1.3 De uitspraak van de beschikking in hoger beroep is bepaald op heden.
2.1 Het Hof heeft de werkgever in zijn tussenbeschikking erop gewezen dat hij rekening dient te houden met de vraag of uit zijn (loon)administratie nog kan blijken van betalingen en andere vergoedingen aan de werknemers in de jaren waarop de vordering betrekking heeft. Daarop heeft de werkgever kopieën overgelegd van een groot aantal cheques en andere bewijzen van betaling van loon en verstrekking van leningen aan de werknemers. De werknemers hebben gedurende drie maanden de
gelegenheid gehad om op deze producties van de werkgever te reageren. Hun reactie is beperkt gebleven tot de opmerking dat de werkgever deze producties niet eerder heeft overgelegd en dat ze allemaal worden ontkend, en de ontkenning de door de werkgever aangegeven bedragen te hebben ontvangen. De stelling van de werkgever dat hetgeen in die producties aan betalingen aan de werknemers is vermeld inderdaad aan hen is betaald, is aldus onvoldoende betwist zodat het Hof van de juistheid van die stelling moet uitgaan. Voor zover de werknemers met hun eerste opmerking hebben willen suggereren dat de producties door de werkgever achteraf zijn opgemaakt, ontbeert die suggestie voldoende steun in (gestelde) feiten om er enig gevolg aan te verbinden.

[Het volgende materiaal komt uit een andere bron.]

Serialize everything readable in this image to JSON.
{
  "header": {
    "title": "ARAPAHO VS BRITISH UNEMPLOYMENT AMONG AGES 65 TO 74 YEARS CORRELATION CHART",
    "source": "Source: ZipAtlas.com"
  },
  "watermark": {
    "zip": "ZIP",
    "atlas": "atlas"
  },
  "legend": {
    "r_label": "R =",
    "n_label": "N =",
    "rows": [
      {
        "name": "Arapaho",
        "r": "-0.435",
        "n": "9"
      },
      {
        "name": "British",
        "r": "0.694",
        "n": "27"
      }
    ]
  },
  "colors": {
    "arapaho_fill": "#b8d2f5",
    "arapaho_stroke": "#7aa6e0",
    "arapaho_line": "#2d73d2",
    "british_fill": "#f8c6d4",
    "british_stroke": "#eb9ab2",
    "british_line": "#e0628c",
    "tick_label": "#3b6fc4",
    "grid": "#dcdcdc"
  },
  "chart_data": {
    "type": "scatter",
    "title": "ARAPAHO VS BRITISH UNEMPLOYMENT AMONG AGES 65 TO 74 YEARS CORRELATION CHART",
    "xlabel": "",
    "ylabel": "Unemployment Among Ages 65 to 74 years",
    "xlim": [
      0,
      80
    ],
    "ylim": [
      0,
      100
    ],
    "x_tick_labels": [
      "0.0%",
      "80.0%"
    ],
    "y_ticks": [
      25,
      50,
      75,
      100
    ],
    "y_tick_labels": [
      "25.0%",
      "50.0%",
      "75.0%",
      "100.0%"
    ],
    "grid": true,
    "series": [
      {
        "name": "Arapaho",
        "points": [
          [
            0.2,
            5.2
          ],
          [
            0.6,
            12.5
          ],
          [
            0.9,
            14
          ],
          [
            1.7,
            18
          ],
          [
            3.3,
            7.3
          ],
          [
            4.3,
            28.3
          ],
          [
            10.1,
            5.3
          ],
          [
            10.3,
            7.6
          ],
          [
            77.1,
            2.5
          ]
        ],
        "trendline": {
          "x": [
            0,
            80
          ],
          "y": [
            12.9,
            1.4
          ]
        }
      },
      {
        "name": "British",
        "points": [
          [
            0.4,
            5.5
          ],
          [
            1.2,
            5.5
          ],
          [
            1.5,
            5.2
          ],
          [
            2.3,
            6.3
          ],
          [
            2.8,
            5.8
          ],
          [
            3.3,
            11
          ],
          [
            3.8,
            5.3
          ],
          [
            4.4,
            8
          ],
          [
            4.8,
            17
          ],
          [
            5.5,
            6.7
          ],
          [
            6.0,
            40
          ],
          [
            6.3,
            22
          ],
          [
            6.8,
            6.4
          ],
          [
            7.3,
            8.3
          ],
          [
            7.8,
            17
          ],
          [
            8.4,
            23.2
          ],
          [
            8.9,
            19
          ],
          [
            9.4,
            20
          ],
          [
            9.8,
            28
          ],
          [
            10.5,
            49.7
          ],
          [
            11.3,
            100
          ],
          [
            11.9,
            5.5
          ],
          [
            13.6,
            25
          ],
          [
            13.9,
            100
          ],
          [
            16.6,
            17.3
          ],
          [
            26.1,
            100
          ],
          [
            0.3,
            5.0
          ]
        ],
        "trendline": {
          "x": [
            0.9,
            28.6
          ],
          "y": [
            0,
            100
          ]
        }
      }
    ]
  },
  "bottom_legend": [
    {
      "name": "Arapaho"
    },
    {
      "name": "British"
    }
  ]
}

2.2 Het Hof heeft de werknemers in zijn tussenbeschikking erop gewezen dat zij rekening dienen te houden met de vraag of en zo ja op welke wijze zij de werkgever er ooit op hebben gewezen dat hij niet aan zijn verplichtingen jegens hen voldeed. Daarop hebben de werknemers bij akte voorafgaand aan de mondelinge behandeling slechts verzocht <i>“om ten overstaan van de Nederlandse consulaire ambtenaar in hun woonplaats Mumbai te mogen verklaren omtrent de (…) door hen geuite protesten tegen geïntimeerde omtrent diens wanbetaling”</i>. Als antwoord op de zojuist geciteerde vraag is dit, ook in combinatie met hetgeen de werknemers verder bij de mondelinge behandeling hebben doen stellen, onvoldoende om uit te gaan van stuiting van de verjaring van hun vorderingen eerder dan door de indiening van het inleidend verzoekschrift op 2 maart 2007. Voor stuiting is immers, zowel naar geldend als naar oud recht, ten minste enig schriftelijk bericht van de rechthebbende aan diens debiteur vereist. Omstandigheden op grond waarvan het beroep van de werkgever op verjaring (bij ontbreken van een geldige stuitingshandeling) naar maatstaven van redelijkheid en billijkheid onaanvaardbaar zou zijn, hebben de werknemers niet met voldoende duidelijkheid aangevoerd. Slechts de vorderingen van de werknemers voor zover betrekking hebbend op betalingsverplichtingen van de werkgever ontstaan korter dan vijf jaar voorafgaand aan het verzoekschrift in eerste aanleg, vanaf 2 maart 2002, kunnen derhalve geldend worden gemaakt.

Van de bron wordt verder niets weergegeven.